Consonante com essa prática está a cedência de peças do Museu dos Coches para decorar uma instituição que não têm funções museológicas. É um precedente inaceitável – uma dúvida: será mesmo um precedente? – em que um membro do executivo, certamente avalizado pela sua superior hierárquica, se arroga da prerrogativa de dispor das colecções dos museus nacionais, surda aos pareceres dos organismos técnicos. Pode dizer que tudo está salvaguardado. Veremos se no fim da linha, com os sucessivos sobressaltos a que tem sido sujeito o ministério da Cultura e os organismos dele directamente dependentes, não se estará perante mais um caso de polícia. Além do que foi parar à Procuradoria-Geral da República há que lembrar as obras de arte da colecção da Secretaria de Estado da Cultura (SEC) de que não se conhece o paradeiro e das discrepâncias entre os registos. No livro de registos que havia sido aberto em Janeiro de 1986 e encerrado em 1992, inventariavam-se 1115 obras. Posteriormente há uma lista de 848 cedidas à Fundação de Serralves que, estranhamente, só reconhece 553 obras, uma discrepância de 295 obras. A Fundação de Serralves cedeu – autorizada por quem? – 93 obras a outras entidades. Para ampliar a baralhada 267 obras à sua guarda viajaram para outras paragens, tendo sido entretanto localizadas 165, 102 continuam em parte incerta. Um imbróglio que tem sido objecto de vários despachos ministeriais e que parece longe de solucionado. Poderá a secretária de Estado da Cultura argumentar que a sua decisão de cedência de obras das colecções do Estado a um privado está salvaguardada por um inventário rigoroso, o que não invalida a discricionariedade do procedimento mas, com a ligeireza com que tem sido feita a circulação de obras das colecções estatais, por maiores que sejam as garantias…

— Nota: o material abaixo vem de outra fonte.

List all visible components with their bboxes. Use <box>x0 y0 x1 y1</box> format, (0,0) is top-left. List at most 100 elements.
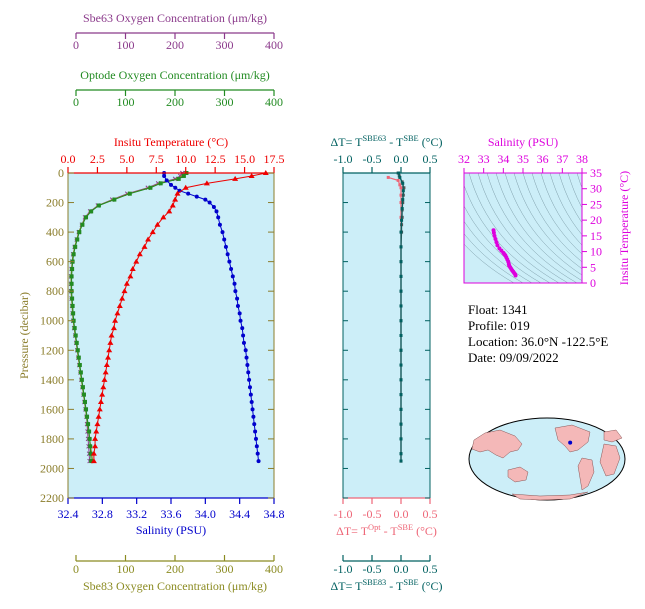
temperature-point <box>121 288 128 294</box>
salinity-point <box>214 209 219 214</box>
temperature-point <box>119 295 126 301</box>
temperature-point <box>90 450 97 456</box>
optode-point <box>78 370 83 375</box>
pressure-tick-label: 2200 <box>40 491 64 505</box>
opt_minus_sbe-point <box>399 201 403 205</box>
optode-point <box>84 407 89 412</box>
salinity-axis-tick-label: 34.0 <box>195 507 216 521</box>
optode-point <box>176 176 181 181</box>
salinity-axis-tick-label: 33.6 <box>161 507 182 521</box>
salinity-point <box>169 182 173 187</box>
delta-sbe83-axis-tick-label: -0.5 <box>363 562 382 576</box>
salinity-point <box>222 237 227 242</box>
delta-opt-axis-title-part: SBE <box>398 523 413 532</box>
salinity-line <box>163 173 260 462</box>
ts-y-tick-label: 10 <box>590 245 602 259</box>
temperature-point <box>123 280 130 286</box>
sbe83-axis-tick-label: 100 <box>117 562 135 576</box>
optode-point <box>75 237 80 242</box>
optode-point <box>81 392 86 397</box>
ts-contour <box>464 233 524 283</box>
sbe83-axis-tick-label: 300 <box>216 562 234 576</box>
optode-point <box>82 399 87 404</box>
pressure-tick-label: 600 <box>46 255 64 269</box>
temperature-axis-tick-label: 17.5 <box>264 152 285 166</box>
sbe63-axis-tick-label: 300 <box>216 38 234 52</box>
sbe83_minus_sbe-point <box>399 422 403 426</box>
ts-x-title: Salinity (PSU) <box>488 135 558 149</box>
temperature-axis-tick-label: 7.5 <box>149 152 164 166</box>
temperature-point <box>145 236 152 242</box>
temperature-point <box>93 428 100 434</box>
delta-series <box>386 171 406 463</box>
salinity-point <box>247 377 252 382</box>
temperature-point <box>114 310 121 316</box>
temperature-point <box>94 421 101 427</box>
delta-top-axis-tick-label: -1.0 <box>334 152 353 166</box>
temperature-point <box>116 302 123 308</box>
delta-opt-axis-title-part: - T <box>381 524 399 538</box>
sbe63-axis-tick-label: 400 <box>265 38 283 52</box>
optode-point <box>96 203 101 208</box>
sbe83_minus_sbe-point <box>399 348 403 352</box>
optode-point <box>75 348 80 353</box>
delta-top-axis-title-part: SBE <box>403 134 418 143</box>
optode-point <box>72 326 77 331</box>
temperature-axis-tick-label: 15.0 <box>234 152 255 166</box>
salinity-axis-tick-label: 34.8 <box>264 507 285 521</box>
optode-point <box>70 267 75 272</box>
profile-number: Profile: 019 <box>468 318 530 333</box>
optode-point <box>80 222 85 227</box>
salinity-point <box>253 436 258 441</box>
sbe63-axis-tick-label: 0 <box>73 38 79 52</box>
temperature-point <box>166 208 173 214</box>
sbe83_minus_sbe-point <box>399 378 403 382</box>
pressure-tick-label: 200 <box>46 196 64 210</box>
salinity-point <box>252 422 257 427</box>
salinity-point <box>253 429 258 434</box>
sbe83_minus_sbe-point <box>399 459 403 463</box>
ts-y-tick-label: 30 <box>590 182 602 196</box>
delta-opt-axis-title: ΔT= TOpt - TSBE (°C) <box>336 523 437 538</box>
map-australia <box>507 466 529 483</box>
ts-y-title: Insitu Temperature (°C) <box>617 171 631 285</box>
pressure-tick-label: 1200 <box>40 343 64 357</box>
ts-contour <box>468 173 560 283</box>
sbe83_minus_sbe-point <box>398 175 402 179</box>
ts-y-tick-label: 15 <box>590 229 602 243</box>
salinity-point <box>241 333 246 338</box>
salinity-point <box>254 444 259 449</box>
temperature-axis-tick-label: 2.5 <box>90 152 105 166</box>
optode-point <box>148 185 153 190</box>
sbe83-axis-title: Sbe83 Oxygen Concentration (μm/kg) <box>83 579 267 593</box>
delta-sbe83-axis-title-part: ΔT= T <box>331 579 364 593</box>
temperature-point <box>96 406 103 412</box>
salinity-point <box>246 370 251 375</box>
temperature-point <box>112 317 119 323</box>
map-south-america <box>577 457 595 491</box>
ts-contour <box>522 173 582 263</box>
ts-point <box>513 273 518 278</box>
sbe83_minus_sbe-point <box>401 181 405 185</box>
salinity-point <box>255 451 260 456</box>
salinity-point <box>235 303 240 308</box>
ts-y-tick-label: 35 <box>590 166 602 180</box>
sbe83-axis-tick-label: 0 <box>73 562 79 576</box>
ts-contour <box>504 173 582 276</box>
map-europe <box>603 429 623 443</box>
float-location: Location: 36.0°N -122.5°E <box>468 334 609 349</box>
salinity-point <box>220 230 225 235</box>
sbe83_minus_sbe-point <box>399 452 403 456</box>
opt_minus_sbe-point <box>396 178 400 182</box>
optode-point <box>89 209 94 214</box>
salinity-axis-tick-label: 32.8 <box>92 507 113 521</box>
optode-axis-tick-label: 0 <box>73 95 79 109</box>
salinity-point <box>240 326 245 331</box>
optode-point <box>112 197 117 202</box>
pressure-tick-label: 2000 <box>40 461 64 475</box>
pressure-tick-label: 1000 <box>40 314 64 328</box>
salinity-axis-tick-label: 33.2 <box>126 507 147 521</box>
delta-sbe83-axis-title-part: SBE <box>403 578 418 587</box>
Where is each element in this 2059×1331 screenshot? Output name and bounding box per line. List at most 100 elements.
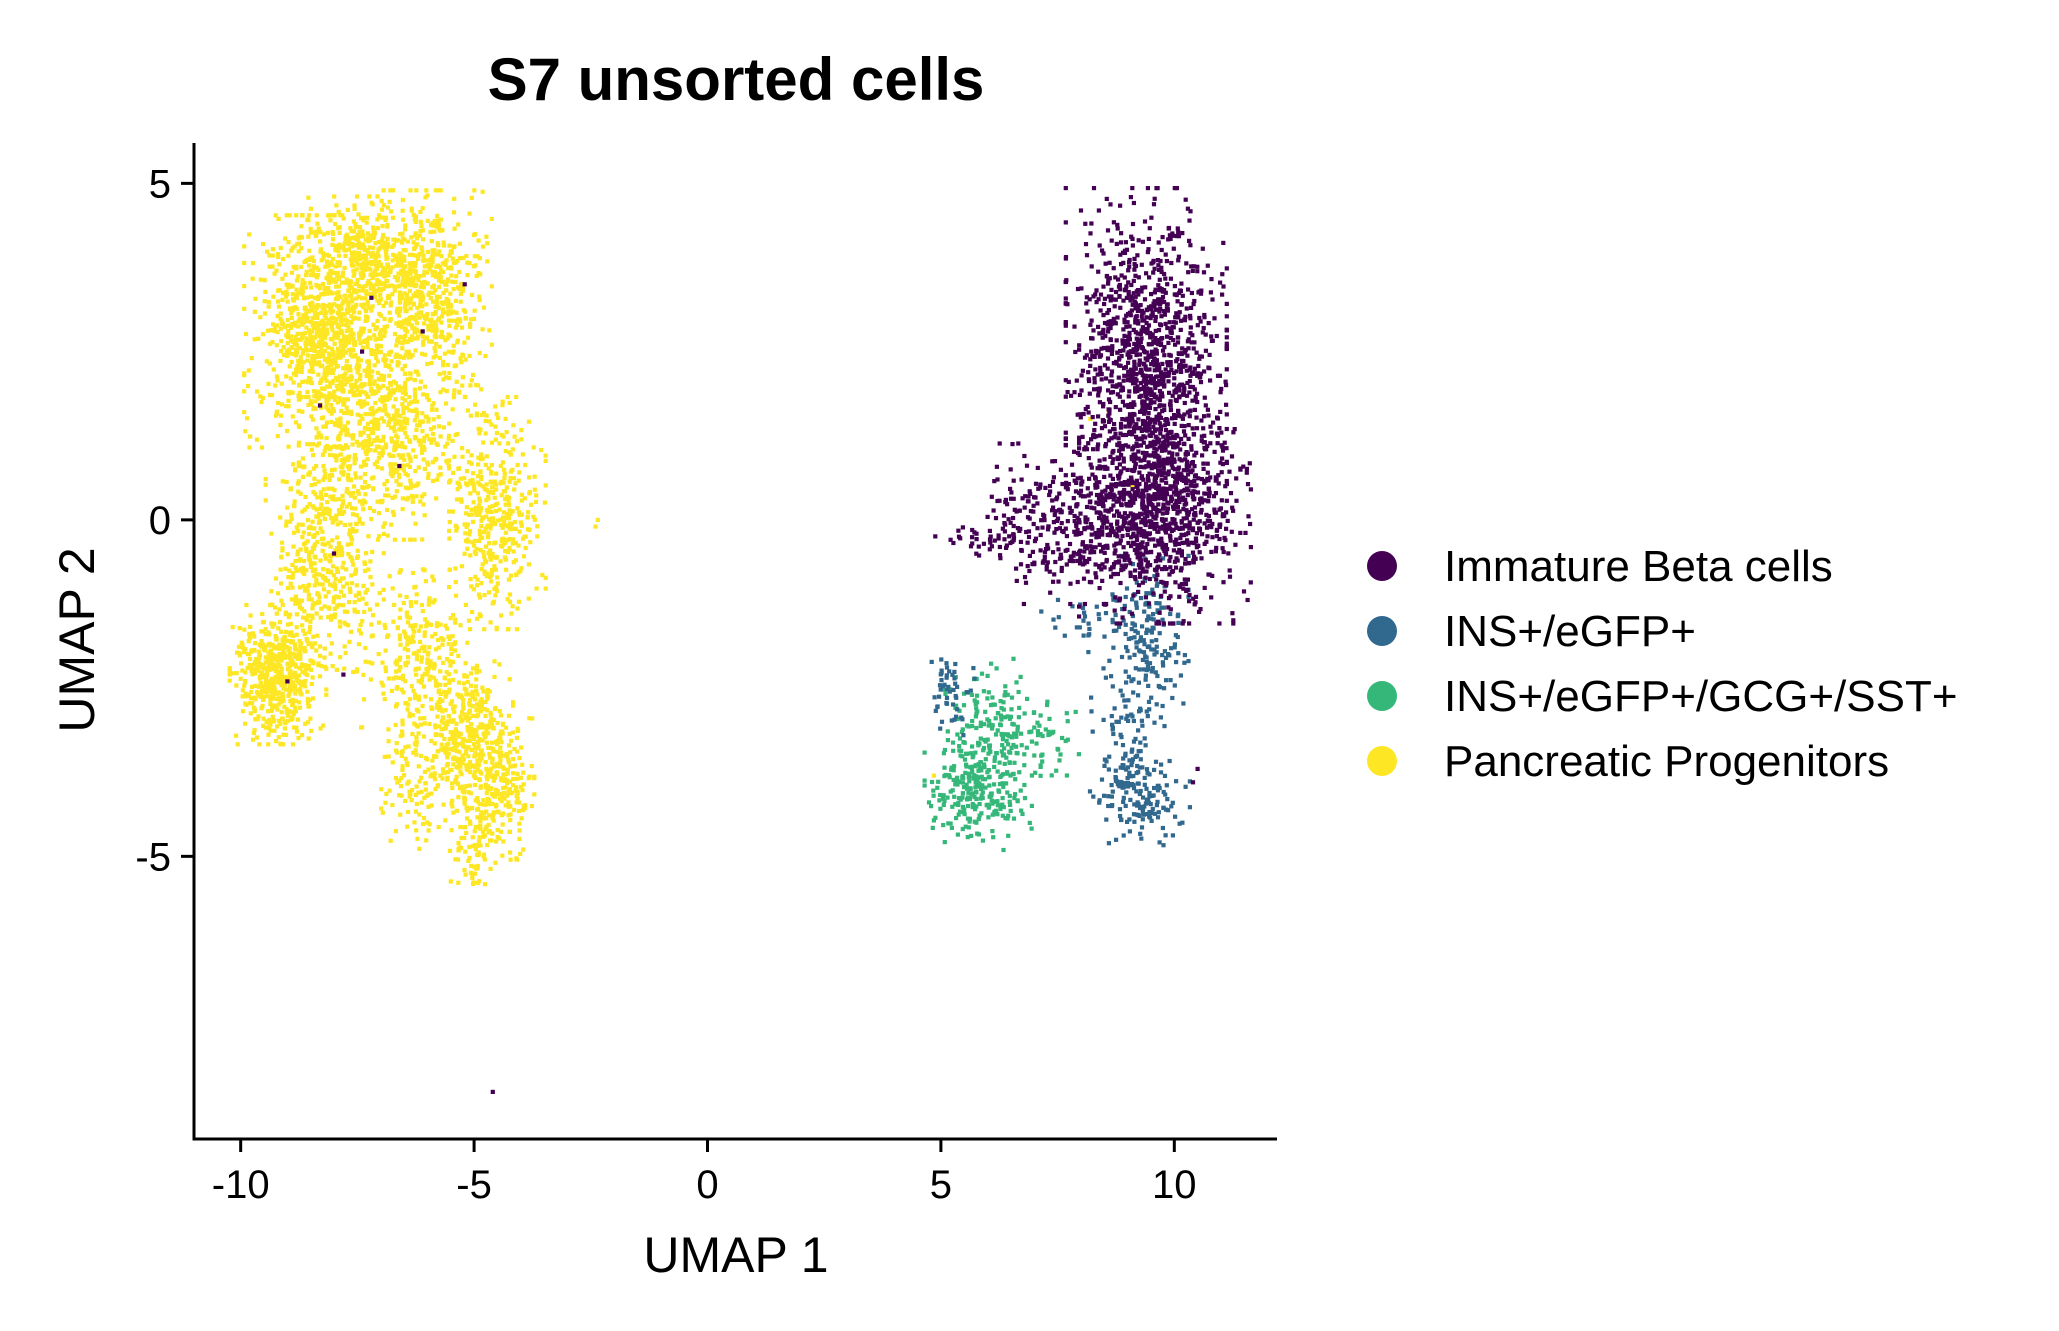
point-s3-3833 (308, 716, 313, 721)
point-s3-4002 (450, 634, 455, 639)
point-s3-2455 (489, 440, 494, 445)
point-s3-3546 (282, 704, 287, 709)
point-s3-2380 (340, 427, 345, 432)
point-s2-94 (1001, 732, 1006, 737)
point-s3-923 (277, 262, 282, 267)
point-s3-3916 (383, 625, 388, 630)
point-s3-274 (247, 232, 252, 237)
point-s3-1592 (440, 307, 445, 312)
point-s3-3649 (276, 675, 281, 680)
point-s3-2829 (484, 498, 489, 503)
point-s3-2658 (539, 447, 544, 453)
point-s2-86 (998, 699, 1003, 704)
point-s3-1173 (460, 352, 465, 357)
point-s3-2489 (465, 546, 470, 551)
point-s3-4814 (405, 762, 410, 768)
point-s3-1703 (385, 222, 390, 227)
point-s3-4569 (515, 771, 520, 777)
point-s3-1176 (432, 270, 437, 275)
point-s3-1073 (414, 236, 420, 241)
point-s3-2751 (493, 424, 498, 429)
point-s3-795 (370, 304, 375, 309)
point-s3-1118 (415, 305, 420, 310)
point-s3-3579 (285, 713, 290, 718)
point-s3-3298 (316, 592, 321, 597)
point-s3-4459 (465, 728, 470, 733)
point-s3-3181 (285, 505, 290, 510)
point-s3-1450 (416, 256, 421, 262)
point-s3-3143 (363, 645, 368, 651)
point-s3-1546 (433, 349, 438, 354)
point-s3-4209 (490, 740, 495, 745)
point-s2-78 (1038, 713, 1043, 718)
point-s3-1892 (352, 484, 357, 489)
point-s3-4685 (485, 787, 490, 792)
point-s3-1263 (437, 294, 442, 299)
point-s3-3851 (397, 570, 402, 575)
point-s3-2684 (503, 557, 509, 562)
point-s3-746 (403, 227, 408, 232)
point-s3-1822 (306, 234, 311, 239)
point-s3-4454 (444, 763, 450, 768)
point-s3-4488 (477, 752, 482, 757)
point-s3-967 (281, 353, 287, 358)
point-s3-4557 (495, 740, 500, 745)
point-s3-2270 (381, 419, 387, 424)
point-s3-3671 (281, 676, 286, 681)
point-s3-547 (280, 276, 285, 281)
point-s3-1636 (365, 260, 370, 265)
point-s3-3952 (411, 639, 416, 644)
point-s3-3932 (437, 655, 442, 660)
point-s3-3267 (319, 502, 324, 507)
point-s3-1723 (350, 254, 355, 259)
point-s3-950 (329, 358, 334, 364)
point-s3-3989 (414, 600, 419, 605)
point-s3-2860 (322, 553, 328, 558)
point-s3-2125 (348, 433, 354, 438)
point-s3-2863 (366, 567, 371, 572)
point-s3-506 (387, 373, 392, 378)
point-s3-2534 (502, 476, 507, 481)
point-s3-2665 (474, 505, 479, 510)
point-s3-1346 (472, 254, 477, 259)
point-s3-3204 (342, 522, 347, 528)
point-s3-3109 (349, 493, 354, 498)
point-s3-3469 (239, 661, 244, 666)
point-s3-2859 (306, 613, 311, 618)
point-s3-2754 (447, 480, 452, 485)
point-s3-3223 (309, 597, 314, 602)
point-s3-1713 (371, 283, 376, 289)
point-s3-3051 (381, 531, 386, 536)
point-s3-2335 (379, 500, 384, 505)
point-s3-3756 (306, 666, 311, 671)
point-s3-2759 (518, 568, 523, 574)
point-s3-4483 (461, 736, 466, 741)
point-s3-3689 (259, 688, 265, 693)
point-s3-2115 (426, 416, 431, 421)
point-s3-4037 (451, 677, 456, 682)
point-s3-3335 (293, 698, 298, 703)
point-s3-4552 (491, 811, 496, 817)
point-s3-779 (314, 306, 319, 311)
point-s3-3603 (281, 636, 286, 641)
point-s3-3731 (278, 677, 283, 682)
point-s3-2316 (458, 476, 463, 481)
point-s3-1332 (471, 264, 476, 269)
point-s3-3842 (299, 733, 305, 738)
point-s3-4530 (505, 781, 510, 786)
point-s3-4864 (403, 745, 408, 750)
point-s3-3217 (307, 582, 312, 587)
point-s3-1480 (415, 293, 420, 299)
point-s3-4770 (488, 866, 493, 871)
point-s3-1243 (414, 282, 419, 287)
point-s2-40 (1015, 724, 1020, 729)
point-s3-2648 (506, 441, 511, 446)
point-s3-1553 (413, 269, 418, 274)
point-s3-4715 (462, 835, 467, 841)
point-s3-505 (259, 399, 264, 405)
point-s3-3023 (263, 477, 268, 482)
point-s3-3628 (276, 735, 281, 740)
point-s3-4119 (446, 770, 451, 775)
point-s3-718 (276, 304, 282, 309)
point-s3-2821 (478, 614, 483, 619)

Na lógica da prática actual do ministério da Cultura, relembrando as controvérsias suscitadas por um jantar promovido pelo Web Summitt no Panteão Nacional, não será de admirar que em breve se acolham de braços abertos os führers da moda, da fashion life, que tomam de assalto o património cultural associando-os às suas marcas. O exemplo paradigmático é Itália, com um legado de grande dimensão em risco, a exigir intervenções urgentes e os governos, o de Berlusconi na linha da frente, a cortarem drasticamente os orçamentos da cultura. Solução? Vendem-se direitos de patrocínio na restauração de monumentos como a Fonte Trevi à Fendi, o Coliseu de Roma à Tod’s, Pompeia à Prada, a Torre de Pisa à Gucci, associando os logótipos das marcas aos monumentos que apadrinham.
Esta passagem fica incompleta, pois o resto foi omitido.